Die Frage, die in Weimar kam war: Wie steht es denn eigentlich jetzt
genau mit der Übertragbarkeit der Prinzipien Freier
Software-Entwicklung auf andere Güter - auch auf Informationsgüter?

Konkret festgemacht wurde die Frage am Beispiel Indymedia: Welchen
konkreten, individuellen Gewinn hat die Person, die für Indymedia
journalistische Arbeit macht? Wir haben versucht, daß an diesem
Beispiel zu diskutieren, sind aber (für mich) nicht befriedigend damit
fertig geworden und ich würde das gerne hier nochmal ausführlicher
reflektieren.

Der konkrete Gewinn bei der Herstellung eines Stücks Freier Software
besteht ja mindestens zum Teil auch darin, daß die AutorIn selbst
bessere Software hat - das war die Ausgangsthese. Dies wäre aber bei
der Indymedia-AutorIn nicht der Fall. Sie hat erst mal keinen
konkreten, direkten Nutzen von je ihrem Beitrag. Den Nutzen von
Indymedia an sich hat die AutorIn natürlich schon - aber nur, weil
andere das Gleiche tun wie sie. So gesehen ist ihre konkrete Handlung
erstmal ein altruistischer Akt, von dem sie (bestenfalls) vermittelt
etwas hat.

Bei nochmaligem Durchdenken ist vielleicht aber die Ausgangsthese
schon falsch. Viel Entwicklung bei Freier Software wird ja nicht nur
aufgrund einer konkreten Notwendigkeit eineR je EinzelneN getan,
sondern vieles wird ja auch aus purer Lust (weiter)entwickelt. Da wäre
dann die Frage, wie sich das auf die genannte journalistische
Tätigkeit überträgt. Mir ist es ja eigentlich immer wichtig, daß die
pure Lust an einer Tätigkeit schon Grund genug ist bzw. sein muß (ja
Ralf, genau das, dessen Möglichkeit du bezweifelst :-) ).
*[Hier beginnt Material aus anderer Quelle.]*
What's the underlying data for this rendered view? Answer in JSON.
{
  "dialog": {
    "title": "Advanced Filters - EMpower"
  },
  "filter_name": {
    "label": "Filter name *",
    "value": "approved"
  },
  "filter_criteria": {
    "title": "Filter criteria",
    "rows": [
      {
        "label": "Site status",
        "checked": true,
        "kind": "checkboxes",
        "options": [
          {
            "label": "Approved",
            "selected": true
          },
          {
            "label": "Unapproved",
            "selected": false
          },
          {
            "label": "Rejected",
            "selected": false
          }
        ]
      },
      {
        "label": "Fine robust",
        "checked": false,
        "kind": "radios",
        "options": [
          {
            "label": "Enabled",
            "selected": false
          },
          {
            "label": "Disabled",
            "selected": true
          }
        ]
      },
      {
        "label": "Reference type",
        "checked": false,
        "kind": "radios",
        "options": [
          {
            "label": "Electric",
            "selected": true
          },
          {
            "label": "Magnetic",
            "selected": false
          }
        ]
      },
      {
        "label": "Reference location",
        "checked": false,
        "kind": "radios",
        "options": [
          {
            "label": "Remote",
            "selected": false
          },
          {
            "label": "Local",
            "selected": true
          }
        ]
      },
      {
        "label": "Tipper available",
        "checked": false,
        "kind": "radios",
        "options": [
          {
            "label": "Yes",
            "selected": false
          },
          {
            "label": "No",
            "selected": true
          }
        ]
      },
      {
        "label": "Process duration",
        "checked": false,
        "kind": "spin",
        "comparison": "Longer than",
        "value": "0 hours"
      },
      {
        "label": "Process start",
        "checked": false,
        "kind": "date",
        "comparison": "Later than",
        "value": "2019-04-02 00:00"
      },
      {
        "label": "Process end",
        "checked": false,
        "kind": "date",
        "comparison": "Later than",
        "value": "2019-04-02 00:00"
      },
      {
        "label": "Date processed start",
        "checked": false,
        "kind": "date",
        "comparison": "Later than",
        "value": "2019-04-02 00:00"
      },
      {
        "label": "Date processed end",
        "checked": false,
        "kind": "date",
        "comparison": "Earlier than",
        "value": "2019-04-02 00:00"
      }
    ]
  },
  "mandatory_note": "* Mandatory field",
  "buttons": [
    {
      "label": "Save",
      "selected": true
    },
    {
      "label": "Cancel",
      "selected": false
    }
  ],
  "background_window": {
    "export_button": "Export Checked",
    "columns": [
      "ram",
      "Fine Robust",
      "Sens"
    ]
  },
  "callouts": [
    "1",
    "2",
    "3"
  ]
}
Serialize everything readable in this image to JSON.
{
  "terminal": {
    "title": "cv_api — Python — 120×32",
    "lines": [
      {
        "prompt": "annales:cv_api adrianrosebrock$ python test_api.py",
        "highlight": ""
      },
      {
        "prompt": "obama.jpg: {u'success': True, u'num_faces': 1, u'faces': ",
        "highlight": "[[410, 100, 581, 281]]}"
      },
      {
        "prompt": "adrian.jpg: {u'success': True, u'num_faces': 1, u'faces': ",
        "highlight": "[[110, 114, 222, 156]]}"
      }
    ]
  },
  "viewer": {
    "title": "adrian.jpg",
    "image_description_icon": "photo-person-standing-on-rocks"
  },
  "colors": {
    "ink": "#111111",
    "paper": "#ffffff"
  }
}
Das wäre
dann wieder das, was ich kürzlich für die IngenieurInnen gesagt hatte:
Die Lust an der Herausforderung ist Grund genug, ist Selbstentfaltung
der Tätigen.

Ich weiß es nicht. Vielleicht sollten wir das nochmal genauer
durchdenken. Altruismus ist ja an sich auch eine legitime Motivation
und wo ich hier so sitze und überlege, frage ich mich, warum ich
eigentlich diese Mail hier schreibe - oder viel mehr noch die letzte
mit eher berichtendem Charakter. Nun, weil ich es wichtig fand. Weil
ich im Prozeß des Aufschreibens für Euch auch selbst vieles nochmal
reflektiert und sortiert habe. Vielleicht brauchen wir mehr eine
Kultur des "Was habe ich eigentlich davon?" - nicht im
Tausch-/Wert-Sinne von "Kriege ich auch genug (zurück)?" sondern im
individuellen Sinne: Was bringt *mir* diese Tätigkeit als Person. Oh
je, ein weites Feld...

Nun aber noch zu dem anderen Strang, der mir in Weimar begegnet ist:
Die Übertragbarkeit auf die Kunst. Nun ist der Kunstbereich für mich
mehr oder weniger Terra incognita und ich kann da im fachlichen Detail
nichts dazu sagen, aber schon die Anfänge dieser Diskussion
beschäftigen mich ziemlich - auch wenn im Moment noch alles ziemlich
kraus ist.

Nach längerem Überlegen hat sich bei mir der Begriff des Werks
eingeschlichen und dessen Unterschiede bei Software und in der Kunst.
Bei Software - ein Programm aber auch Datenbanken, etc. - ist ein Werk
ja eigentlich nie fertig. Auch wenn die Informatik (früher?) da gerne
davon ausgegangen ist, daß ein Programm geschrieben, getestet und dann
fertig ist, ist das in der Praxis wohl eher die große Ausnahme. Freie
Software erhebt diese starke Versionierung / Evolution von Software
quasi zum Prinzip: "Release often, release early" bringt diesen
Paradigmenwechsel in der Software-Produktion gut auf den Punkt.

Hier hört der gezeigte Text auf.